Sugar. Water. Whiskey. Mint.
by David Klemt
Get ready to break out the stainless steel and copper cups, whiskey, and crushed ice: National Mint Julep Day is right around the corner.
This classic cocktail’s traditional time to shine—Derby Day—has come and gone. However, we celebrate this ice-cold drink on May 30. This year, FYI, this bar and restaurant holiday falls on a Tuesday.
While many people associate the Mint Julep with the Kentucky Derby and the South, the drink traces its origin to Persia. According to some historians—the fun experts who love researching culinary and drinking history—”julep” is a derivation of “julepe,” which derives from “golâb.” “Julepe” is a Spanish Arabic word that comes from “golâb,” a Persian word that translates to “rosewater.” As one might expect from the translation, golâb was a drink made by combining water with rose petals.
Over time, it’s believed, the rose petals were replaced by people making Juleps in the Mediterranean. The replacement? Mint leaves native to the area.
Eventually, like so many centuries-old drinks, medicinal elements were introduced. The English Julep, for example, added alcohol and camphor. To think, there are decades of human history where doctors prescribed cocktails to patients.
The Kentucky Connection
Of course, like so many centuries-old drinks, it’s difficult to separate the fictitious from the factual. Some say mentions of the Mint Julep can be traced to 1770s, others say the early 1800s.
As far as the Kentucky connection, there are historians that say Henry Clay, who served as a Kentucky senator and congressman, brought the Mint Julep to Washington, DC in 1850. Clay is said to have shared the recipe with the Round Robin Bar at the Willard’s Hotel (now the Willard InterContinental). The hotel’s website makes reference to this part of the Mint Julep’s history (or legend, as it were).
Chris Morris, Master Distiller for Woodford Reserve for 20 years and now the distillery’s Master Distillery Emeritus, supports the idea, historically, that the Mint Julep was a medicinal cocktail.
“The Mint Julep has a long history, and in the 1800s it was considered a morning drink,” Morris has said. “People working on horse farms or in the horse-racing industry during this time period may wake up with aches and pains.”
It’s safe to say Morris and Woodford know their way around a Mint Julep.
Further, if you dig deep enough, you’ll come across mentions of horse jockeys taking home Julep cups as trophies. Literal trophy cups, if you will.
Consequently, given its ties to horse racing, it makes sense that the Mint Julep would one day become the Kentucky Derby‘s official drink. Of course, as this brief and (hopefully mostly) factual history shows, the Mint Julep undoubtedly had a presence at the famous race long before 1939.
Craft Your Own
Below you’ll find two recipes for your National Mint Julep Day LTO menu. However, this is one classic that people don’t seem to gatekeep much.
In fact, industry experts like Chris Morris encourage experimentation and creation of signature Mint Juleps. So, engage your bar and culinary teams, highlight flavors authentic to your menu and brand, and come up with your own variation.
To help you get started, bear in mind that while spearmint is a common ingredient, there are other species of mint available. The base spirit can also be substituted. Per some cocktail historians, genever-powered Mint Juleps were a common variation in the 1800s.
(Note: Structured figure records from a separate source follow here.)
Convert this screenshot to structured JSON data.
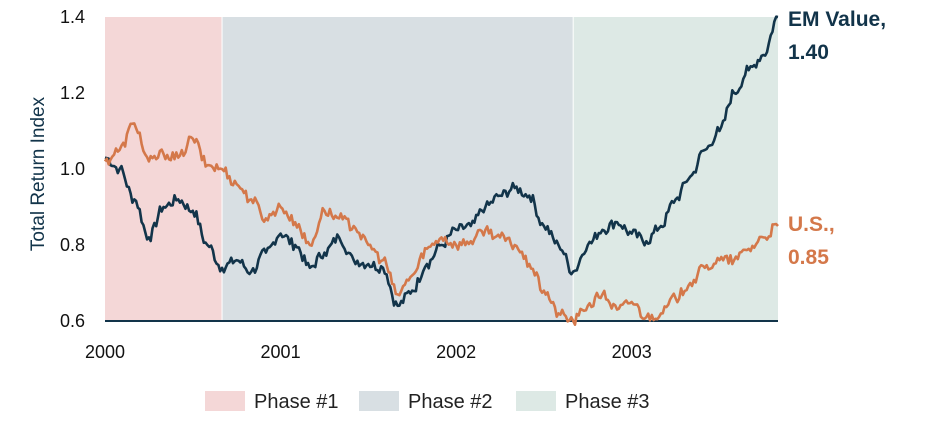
{
  "chart_data": {
    "type": "line",
    "title": "",
    "xlabel": "",
    "ylabel": "Total Return Index",
    "ylim": [
      0.6,
      1.4
    ],
    "y_ticks": [
      "0.6",
      "0.8",
      "1.0",
      "1.2",
      "1.4"
    ],
    "x_ticks": [
      "2000",
      "2001",
      "2002",
      "2003"
    ],
    "x_range": [
      "2000-01",
      "2003-11"
    ],
    "grid": false,
    "legend_position": "bottom",
    "phases": [
      {
        "name": "Phase #1",
        "start": "2000-01",
        "end": "2000-09",
        "color": "#f4d7d7"
      },
      {
        "name": "Phase #2",
        "start": "2000-09",
        "end": "2002-09",
        "color": "#d8dfe3"
      },
      {
        "name": "Phase #3",
        "start": "2002-09",
        "end": "2003-11",
        "color": "#dde9e5"
      }
    ],
    "x": [
      "2000-01",
      "2000-02",
      "2000-03",
      "2000-04",
      "2000-05",
      "2000-06",
      "2000-07",
      "2000-08",
      "2000-09",
      "2000-10",
      "2000-11",
      "2000-12",
      "2001-01",
      "2001-02",
      "2001-03",
      "2001-04",
      "2001-05",
      "2001-06",
      "2001-07",
      "2001-08",
      "2001-09",
      "2001-10",
      "2001-11",
      "2001-12",
      "2002-01",
      "2002-02",
      "2002-03",
      "2002-04",
      "2002-05",
      "2002-06",
      "2002-07",
      "2002-08",
      "2002-09",
      "2002-10",
      "2002-11",
      "2002-12",
      "2003-01",
      "2003-02",
      "2003-03",
      "2003-04",
      "2003-05",
      "2003-06",
      "2003-07",
      "2003-08",
      "2003-09",
      "2003-10",
      "2003-11"
    ],
    "series": [
      {
        "name": "EM Value",
        "color": "#12344a",
        "end_label": [
          "EM Value,",
          "1.40"
        ],
        "values": [
          1.03,
          1.0,
          0.92,
          0.82,
          0.9,
          0.92,
          0.89,
          0.8,
          0.74,
          0.76,
          0.73,
          0.78,
          0.83,
          0.8,
          0.74,
          0.78,
          0.82,
          0.76,
          0.75,
          0.74,
          0.64,
          0.68,
          0.75,
          0.8,
          0.84,
          0.85,
          0.9,
          0.93,
          0.95,
          0.93,
          0.85,
          0.8,
          0.73,
          0.8,
          0.84,
          0.86,
          0.83,
          0.81,
          0.85,
          0.92,
          0.98,
          1.05,
          1.1,
          1.2,
          1.26,
          1.3,
          1.4
        ]
      },
      {
        "name": "U.S.",
        "color": "#d4784a",
        "end_label": [
          "U.S.,",
          "0.85"
        ],
        "values": [
          1.02,
          1.05,
          1.12,
          1.02,
          1.04,
          1.03,
          1.08,
          1.01,
          1.0,
          0.96,
          0.92,
          0.87,
          0.9,
          0.86,
          0.8,
          0.89,
          0.87,
          0.85,
          0.8,
          0.76,
          0.67,
          0.72,
          0.79,
          0.82,
          0.8,
          0.81,
          0.84,
          0.82,
          0.8,
          0.75,
          0.68,
          0.62,
          0.6,
          0.64,
          0.67,
          0.63,
          0.65,
          0.61,
          0.62,
          0.66,
          0.7,
          0.74,
          0.76,
          0.76,
          0.79,
          0.82,
          0.85
        ]
      }
    ]
  }
}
There’s nothing wrong with sticking to tradition. However, the Mint Julep practically begs for experimentation. Flavored syrups, all manner of spirits and liqueurs, garnishes… National Mint Julep Day is perfect for the LTO treatment.
- 2 oz. Bourbon
- 0.25 oz. Simple syrup
- 6 to 8 Mint leaves
- Mint sprig to garnish
- Angostura bitters to garnish (optional)
- Crushed or shaved ice
Add simple syrup and mint leaves to Julep cup, and muddle. Next, add bourbon and crushed or shaved ice. Tightly pack ice in cup, then stir until frost builds on exterior of Julep cup. Top with more crushed or shaved ice, and form a dome on top of cup. Add mint sprig to garnish. If desired, also garnish with two or three drops of Angostura bitters.
Woodford Reserve Secretariat’s Mint Julep
This recipe is for the special Mint Julep served at this year’s Kentucky Derby.
- 2 oz. Woodford Reserve Kentucky Straight Bourbon Whiskey
- 1 oz. Housemade chestnut liqueur
- 1 sprig of Mint, for garnish
- 1 stalk of Virginia bluebells, for garnish
Pack a Julep cup with crushed ice, making sure to make a dome over the lip of the cup. Add the whiskey and liqueur to a mixing glass and stir. Pour over the prepared cup. Garnish with one sprig of mint and one stalk of Virginia bluebells.
Should you prefer a more traditional build, express the oils of a mint leaf inside the cup. Add the bourbon, chestnut liqueur, and crushed ice. Garnish with more crushed ice, mint, and Virginia bluebells, then serve.